Gepubliceerd op 9 november 2020 om 11:57

In hoofdstuk 24 van het Mattheus-evangelie lezen we hoe Jezus spreekt over de tijd die voorafgaat aan zijn wederkomst. Over dit gedeelte is al veel gezegd, en zal waarschijnlijk nog veel gezegd worden. Nu één ding is zeker: Jezus schets een tijd die zal komen waarin het alles behalve gemakkelijk zal zijn om op de weg van God te blijven. Misschien is het wel al de tijd waarin wij nu leven? Hierover wil ik verder niet speculeren, maar één ding is zeker: Er wordt volharding gevraagd tot aan het einde. Dit impliceert overigens ook dat er gelovigen zullen zijn die jammer genoeg niet zullen volharden. En hierbij is me één vers in het bijzonder opgevallen, namelijk het vers dat zegt dat deze eindtijd gekenmerkt zal zijn door wetverachting. Wat blijkt: zij die niet volharden doen aan wetsverachting!

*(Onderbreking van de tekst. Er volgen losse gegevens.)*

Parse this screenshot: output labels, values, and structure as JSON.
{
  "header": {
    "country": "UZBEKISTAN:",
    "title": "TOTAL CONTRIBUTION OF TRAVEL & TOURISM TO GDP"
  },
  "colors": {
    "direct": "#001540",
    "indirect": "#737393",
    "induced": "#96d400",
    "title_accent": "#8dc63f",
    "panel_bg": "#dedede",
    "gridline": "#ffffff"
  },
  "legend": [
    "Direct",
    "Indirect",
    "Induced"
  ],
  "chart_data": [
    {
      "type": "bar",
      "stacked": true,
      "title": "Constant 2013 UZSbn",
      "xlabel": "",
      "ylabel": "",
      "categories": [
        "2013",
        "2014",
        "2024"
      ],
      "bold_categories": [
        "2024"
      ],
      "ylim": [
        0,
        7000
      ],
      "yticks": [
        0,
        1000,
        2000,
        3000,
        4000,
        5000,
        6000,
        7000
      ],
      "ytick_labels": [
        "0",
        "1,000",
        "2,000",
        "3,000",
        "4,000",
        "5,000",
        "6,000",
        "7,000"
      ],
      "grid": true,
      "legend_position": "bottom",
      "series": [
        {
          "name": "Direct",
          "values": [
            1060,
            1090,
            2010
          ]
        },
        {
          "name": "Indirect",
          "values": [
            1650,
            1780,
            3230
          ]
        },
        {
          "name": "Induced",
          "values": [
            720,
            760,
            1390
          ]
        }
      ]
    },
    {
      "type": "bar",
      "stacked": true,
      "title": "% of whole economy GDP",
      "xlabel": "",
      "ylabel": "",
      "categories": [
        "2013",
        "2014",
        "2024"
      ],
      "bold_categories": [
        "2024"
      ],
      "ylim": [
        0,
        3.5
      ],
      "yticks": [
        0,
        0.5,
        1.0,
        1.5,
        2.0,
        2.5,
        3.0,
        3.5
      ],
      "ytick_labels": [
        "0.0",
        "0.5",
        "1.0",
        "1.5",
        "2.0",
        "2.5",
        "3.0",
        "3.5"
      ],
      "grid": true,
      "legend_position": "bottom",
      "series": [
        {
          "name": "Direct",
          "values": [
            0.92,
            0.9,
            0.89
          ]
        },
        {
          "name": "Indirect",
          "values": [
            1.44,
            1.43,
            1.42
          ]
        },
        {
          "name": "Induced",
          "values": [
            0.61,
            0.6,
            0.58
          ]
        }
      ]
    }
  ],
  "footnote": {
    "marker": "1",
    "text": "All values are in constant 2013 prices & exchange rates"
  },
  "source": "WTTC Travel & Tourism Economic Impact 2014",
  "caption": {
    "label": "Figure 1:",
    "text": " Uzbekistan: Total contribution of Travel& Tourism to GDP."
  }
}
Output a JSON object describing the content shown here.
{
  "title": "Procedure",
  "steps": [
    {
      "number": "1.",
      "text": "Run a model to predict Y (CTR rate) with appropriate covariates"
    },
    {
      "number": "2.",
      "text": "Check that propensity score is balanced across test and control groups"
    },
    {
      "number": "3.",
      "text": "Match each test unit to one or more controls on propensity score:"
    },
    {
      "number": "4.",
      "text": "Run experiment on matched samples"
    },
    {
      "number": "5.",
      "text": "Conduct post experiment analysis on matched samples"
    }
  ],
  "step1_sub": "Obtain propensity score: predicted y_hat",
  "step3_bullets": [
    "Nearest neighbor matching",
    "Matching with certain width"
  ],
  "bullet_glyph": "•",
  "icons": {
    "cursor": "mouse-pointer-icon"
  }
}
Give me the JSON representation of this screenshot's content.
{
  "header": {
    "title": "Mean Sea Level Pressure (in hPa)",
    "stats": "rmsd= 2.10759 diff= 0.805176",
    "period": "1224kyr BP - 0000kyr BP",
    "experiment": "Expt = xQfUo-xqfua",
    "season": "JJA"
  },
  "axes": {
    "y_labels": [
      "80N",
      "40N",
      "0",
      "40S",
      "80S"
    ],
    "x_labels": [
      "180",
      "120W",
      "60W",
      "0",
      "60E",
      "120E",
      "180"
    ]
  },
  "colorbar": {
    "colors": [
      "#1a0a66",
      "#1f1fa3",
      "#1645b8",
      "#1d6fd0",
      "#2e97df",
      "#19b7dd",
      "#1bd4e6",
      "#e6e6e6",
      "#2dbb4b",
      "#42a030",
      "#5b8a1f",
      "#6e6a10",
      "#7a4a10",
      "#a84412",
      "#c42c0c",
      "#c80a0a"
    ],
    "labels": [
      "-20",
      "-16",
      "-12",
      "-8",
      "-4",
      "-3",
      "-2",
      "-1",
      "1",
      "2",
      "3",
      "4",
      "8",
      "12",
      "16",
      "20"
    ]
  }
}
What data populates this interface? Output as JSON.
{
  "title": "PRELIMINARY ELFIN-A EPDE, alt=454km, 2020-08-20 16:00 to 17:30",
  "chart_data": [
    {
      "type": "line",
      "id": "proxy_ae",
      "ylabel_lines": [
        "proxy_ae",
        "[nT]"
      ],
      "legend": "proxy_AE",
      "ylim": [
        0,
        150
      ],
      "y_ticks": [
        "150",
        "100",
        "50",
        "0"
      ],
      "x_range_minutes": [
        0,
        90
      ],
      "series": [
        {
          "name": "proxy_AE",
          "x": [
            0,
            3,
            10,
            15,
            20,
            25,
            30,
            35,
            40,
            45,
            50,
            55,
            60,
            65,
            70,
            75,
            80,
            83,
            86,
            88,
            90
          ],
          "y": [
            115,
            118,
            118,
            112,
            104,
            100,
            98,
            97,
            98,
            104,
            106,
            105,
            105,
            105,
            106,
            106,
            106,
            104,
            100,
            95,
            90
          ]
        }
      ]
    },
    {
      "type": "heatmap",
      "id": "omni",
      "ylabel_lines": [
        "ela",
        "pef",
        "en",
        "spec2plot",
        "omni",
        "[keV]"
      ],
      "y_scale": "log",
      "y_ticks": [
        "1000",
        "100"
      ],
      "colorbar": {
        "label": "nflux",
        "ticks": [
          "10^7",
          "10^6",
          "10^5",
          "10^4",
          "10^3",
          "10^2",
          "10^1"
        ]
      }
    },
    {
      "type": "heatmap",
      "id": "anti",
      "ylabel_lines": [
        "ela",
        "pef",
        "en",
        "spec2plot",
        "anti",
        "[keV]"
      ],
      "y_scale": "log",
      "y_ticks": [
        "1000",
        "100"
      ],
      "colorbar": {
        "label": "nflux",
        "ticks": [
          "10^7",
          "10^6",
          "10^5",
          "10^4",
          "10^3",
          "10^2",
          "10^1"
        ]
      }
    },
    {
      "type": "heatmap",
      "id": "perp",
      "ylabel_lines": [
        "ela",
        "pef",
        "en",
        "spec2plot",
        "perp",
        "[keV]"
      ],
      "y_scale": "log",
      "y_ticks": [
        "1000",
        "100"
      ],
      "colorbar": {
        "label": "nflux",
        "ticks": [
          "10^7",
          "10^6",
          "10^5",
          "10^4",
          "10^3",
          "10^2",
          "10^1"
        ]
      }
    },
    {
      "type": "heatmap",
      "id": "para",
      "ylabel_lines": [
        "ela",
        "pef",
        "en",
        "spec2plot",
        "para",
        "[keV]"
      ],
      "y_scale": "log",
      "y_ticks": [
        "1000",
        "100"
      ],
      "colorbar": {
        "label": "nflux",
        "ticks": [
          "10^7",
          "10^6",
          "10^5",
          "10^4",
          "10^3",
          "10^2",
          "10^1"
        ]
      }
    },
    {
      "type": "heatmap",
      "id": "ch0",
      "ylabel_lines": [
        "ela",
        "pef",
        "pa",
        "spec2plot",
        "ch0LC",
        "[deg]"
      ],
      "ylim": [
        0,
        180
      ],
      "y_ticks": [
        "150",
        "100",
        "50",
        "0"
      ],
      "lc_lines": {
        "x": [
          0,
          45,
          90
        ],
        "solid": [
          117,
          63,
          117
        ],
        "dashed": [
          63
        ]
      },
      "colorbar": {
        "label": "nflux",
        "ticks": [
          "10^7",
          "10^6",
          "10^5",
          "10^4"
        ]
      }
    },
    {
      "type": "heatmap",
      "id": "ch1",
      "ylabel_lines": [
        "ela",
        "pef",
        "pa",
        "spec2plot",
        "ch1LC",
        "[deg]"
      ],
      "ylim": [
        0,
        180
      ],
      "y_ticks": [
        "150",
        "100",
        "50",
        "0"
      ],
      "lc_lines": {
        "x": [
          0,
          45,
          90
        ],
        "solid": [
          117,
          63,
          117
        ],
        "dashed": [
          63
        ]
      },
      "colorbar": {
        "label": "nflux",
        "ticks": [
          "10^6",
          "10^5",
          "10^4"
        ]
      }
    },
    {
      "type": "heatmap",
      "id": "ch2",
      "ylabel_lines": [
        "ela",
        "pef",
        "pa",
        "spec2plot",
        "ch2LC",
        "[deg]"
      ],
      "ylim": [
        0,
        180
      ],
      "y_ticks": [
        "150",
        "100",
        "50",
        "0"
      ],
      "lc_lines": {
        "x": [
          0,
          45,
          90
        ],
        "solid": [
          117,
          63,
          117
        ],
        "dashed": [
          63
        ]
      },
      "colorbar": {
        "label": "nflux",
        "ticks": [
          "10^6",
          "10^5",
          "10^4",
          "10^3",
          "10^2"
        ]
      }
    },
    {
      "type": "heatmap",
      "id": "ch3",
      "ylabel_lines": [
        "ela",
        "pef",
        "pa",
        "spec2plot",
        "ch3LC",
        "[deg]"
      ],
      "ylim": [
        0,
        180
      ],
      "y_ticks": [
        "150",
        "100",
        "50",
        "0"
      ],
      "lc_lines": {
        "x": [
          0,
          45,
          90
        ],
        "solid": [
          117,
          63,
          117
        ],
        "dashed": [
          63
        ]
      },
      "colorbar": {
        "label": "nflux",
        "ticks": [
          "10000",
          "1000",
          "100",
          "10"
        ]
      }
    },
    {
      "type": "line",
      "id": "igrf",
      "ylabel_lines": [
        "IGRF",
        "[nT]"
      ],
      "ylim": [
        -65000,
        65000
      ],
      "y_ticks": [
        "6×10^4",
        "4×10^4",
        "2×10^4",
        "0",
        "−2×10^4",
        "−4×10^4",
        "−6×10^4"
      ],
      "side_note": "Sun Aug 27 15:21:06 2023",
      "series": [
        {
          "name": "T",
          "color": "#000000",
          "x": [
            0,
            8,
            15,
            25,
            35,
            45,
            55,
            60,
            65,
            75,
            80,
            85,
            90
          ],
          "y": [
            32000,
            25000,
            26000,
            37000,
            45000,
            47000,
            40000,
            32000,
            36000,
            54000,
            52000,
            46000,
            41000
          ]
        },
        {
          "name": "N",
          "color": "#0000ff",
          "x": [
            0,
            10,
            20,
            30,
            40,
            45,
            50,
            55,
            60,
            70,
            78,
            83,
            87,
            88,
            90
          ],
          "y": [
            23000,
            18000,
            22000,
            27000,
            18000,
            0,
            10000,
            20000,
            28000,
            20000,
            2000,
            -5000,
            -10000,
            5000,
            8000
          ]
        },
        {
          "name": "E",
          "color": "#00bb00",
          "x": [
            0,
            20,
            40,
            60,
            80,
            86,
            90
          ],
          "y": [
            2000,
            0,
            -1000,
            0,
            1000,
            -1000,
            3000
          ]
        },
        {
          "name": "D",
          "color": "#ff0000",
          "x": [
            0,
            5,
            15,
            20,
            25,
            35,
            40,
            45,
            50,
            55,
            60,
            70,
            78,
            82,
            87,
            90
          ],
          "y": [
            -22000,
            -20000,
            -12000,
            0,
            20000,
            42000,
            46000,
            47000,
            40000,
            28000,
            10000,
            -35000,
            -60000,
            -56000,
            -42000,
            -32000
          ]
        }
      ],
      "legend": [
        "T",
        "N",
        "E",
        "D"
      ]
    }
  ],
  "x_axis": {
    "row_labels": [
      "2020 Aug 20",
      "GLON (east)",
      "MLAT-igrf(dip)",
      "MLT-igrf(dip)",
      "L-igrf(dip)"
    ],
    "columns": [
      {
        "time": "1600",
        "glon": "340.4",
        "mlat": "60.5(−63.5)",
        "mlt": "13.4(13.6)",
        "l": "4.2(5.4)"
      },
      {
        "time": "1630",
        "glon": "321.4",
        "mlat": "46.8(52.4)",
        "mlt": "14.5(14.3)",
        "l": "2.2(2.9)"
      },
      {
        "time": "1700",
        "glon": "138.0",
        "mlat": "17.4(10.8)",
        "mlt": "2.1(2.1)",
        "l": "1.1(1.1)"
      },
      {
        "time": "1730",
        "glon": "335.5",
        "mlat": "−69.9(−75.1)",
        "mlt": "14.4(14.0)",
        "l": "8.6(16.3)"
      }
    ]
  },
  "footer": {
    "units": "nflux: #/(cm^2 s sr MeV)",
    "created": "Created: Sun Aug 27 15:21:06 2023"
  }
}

En omdat de wetsverachting toeneemt, zal de liefde van de meesten verkillen (vers 12)

Een vers waar we misschien wat gemakkelijk overheen lezen. wetsverachting en verkilde liefde. Het grondwoord voor wetsverachting wat Jezus hier gebruikt is: anomian wat je ook kan vertalen met wetteloosheid. Hetzelfde woord gebruikt Paulus ook in 2 Tess.2:3 waar hij ook spreekt over de eindtijd, de tijd voor de wederkomst van Christus. Paulus zegt dat in die tijd de mens der wetteloosheid zich zal openbaren. Concluderend kan je dus zeggen wanneer je de woorden van Jezus vergelijkt met die van Paulus, dat in de eindtijd, voorafgaand aan de wederkomst van Jezus er een grote toename zal zijn van wetteloosheid.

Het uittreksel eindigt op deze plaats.